Scientific classification
- Kingdom: Plantae
- Clade: Embryophytes
- Clade: Tracheophytes
- Clade: Angiosperms
- Clade: Eudicots
- Clade: Rosids
- Order: Malvales
- Family: Dipterocarpaceae
- Genus: Rubroshorea
- Species: R. singkawang
- Binomial name: Rubroshorea singkawang (Miq.) P.S.Ashton & J.Heck.
- Synonyms: Hopea singkawang Miq. (1861) (basionym); Pachychlamys thiseltonii (King) Ridl.; Shorea singkawang (Miq.) Burck; Shorea singkawang subsp. scabrosa P.S.Ashton; Shorea singkawang subsp. singkawang; Shorea thiseltonii King;

= Rubroshorea singkawang =

- Genus: Rubroshorea
- Species: singkawang
- Authority: (Miq.) P.S.Ashton & J.Heck.
- Conservation status: VU
- Synonyms: Hopea singkawang Miq. (1861) (basionym), Pachychlamys thiseltonii (King) Ridl., Shorea singkawang (Miq.) Burck, Shorea singkawang subsp. scabrosa P.S.Ashton, Shorea singkawang subsp. singkawang, Shorea thiseltonii King

Species of tree

Rubroshorea singkawang (called, along with some other dipterocarp species, dark red meranti or meranti merah) is a species of flowering plant in the family Dipterocarpaceae.

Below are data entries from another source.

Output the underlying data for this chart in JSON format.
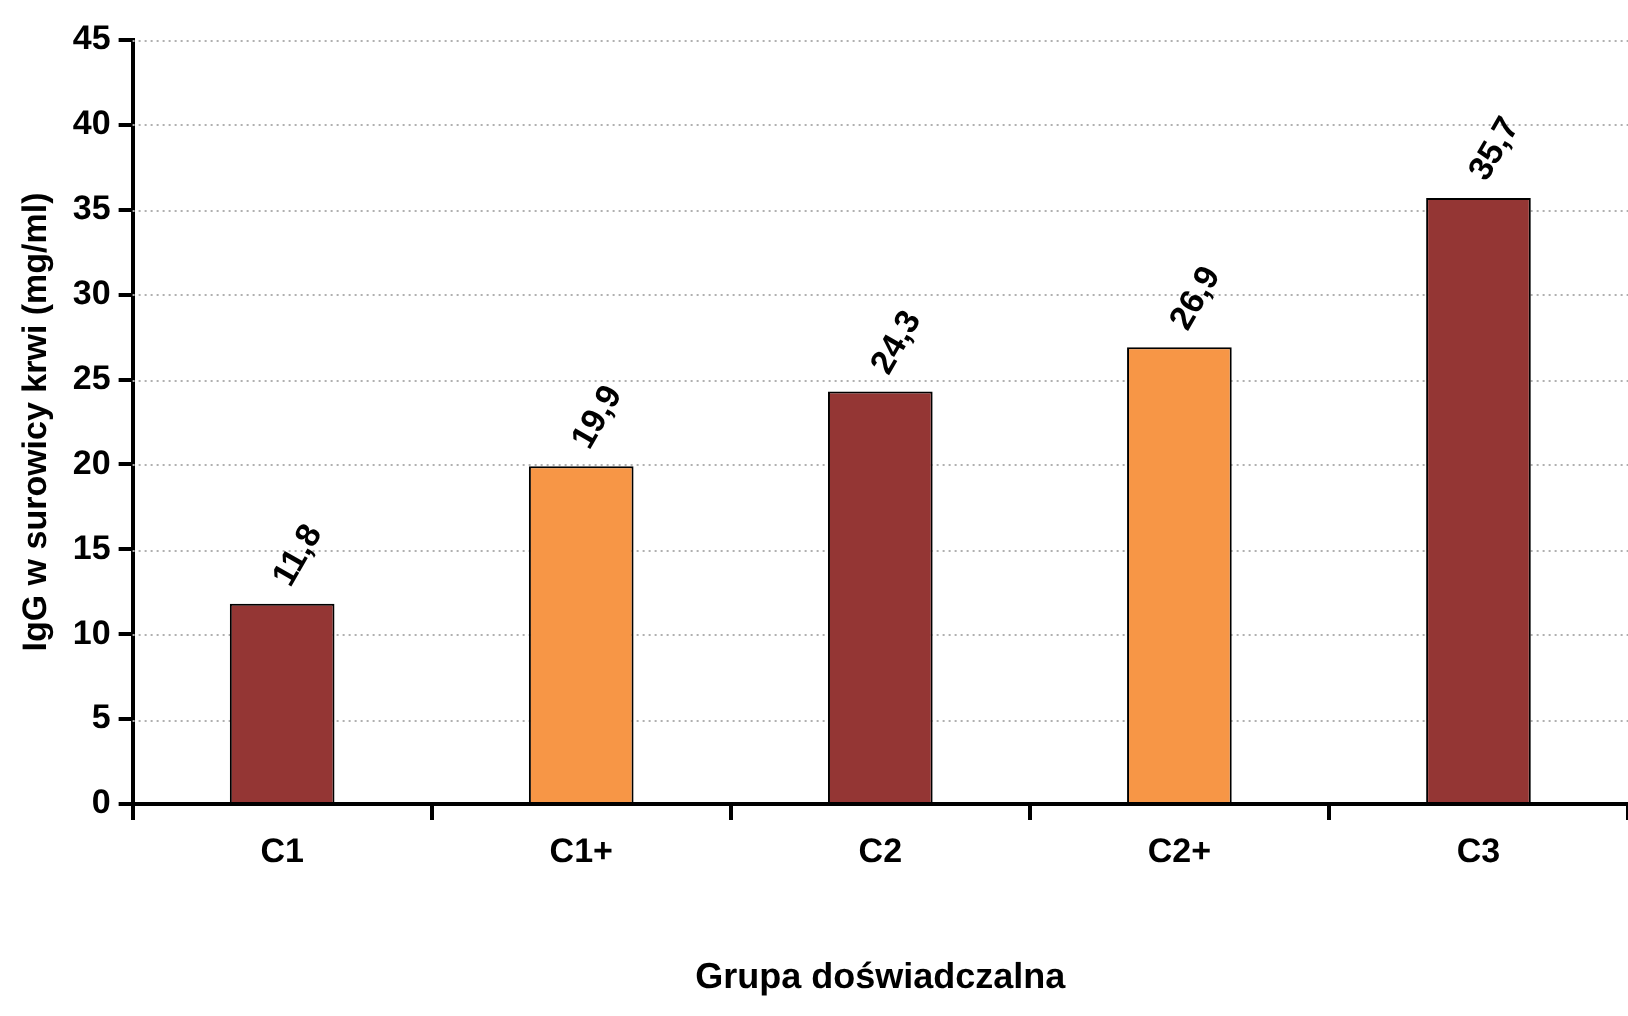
{
  "chart_data": {
    "type": "bar",
    "xlabel": "Grupa doświadczalna",
    "ylabel": "IgG w surowicy krwi (mg/ml)",
    "categories": [
      "C1",
      "C1+",
      "C2",
      "C2+",
      "C3"
    ],
    "values": [
      11.8,
      19.9,
      24.3,
      26.9,
      35.7
    ],
    "colors": [
      "#943634",
      "#f79646",
      "#943634",
      "#f79646",
      "#943634"
    ],
    "value_labels": [
      "11,8",
      "19,9",
      "24,3",
      "26,9",
      "35,7"
    ],
    "ylim": [
      0,
      45
    ],
    "yticks": [
      0,
      5,
      10,
      15,
      20,
      25,
      30,
      35,
      40,
      45
    ],
    "grid": "y",
    "legend": false
  }
}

It is a tree which grows up to 30 metres tall. It is native to Sumatra, Peninsular Malaysia, and Thailand, where it grows in lowland evergreen rain forest. It is threatened by habitat loss.

The species was first described as Hopea singkawang by Friedrich Anton Wilhelm Miquel in 1861. In 2022 Peter Shaw Ashton and Jacqueline Heckenhauer placed it in genus Rubroshorea as R. singkawang.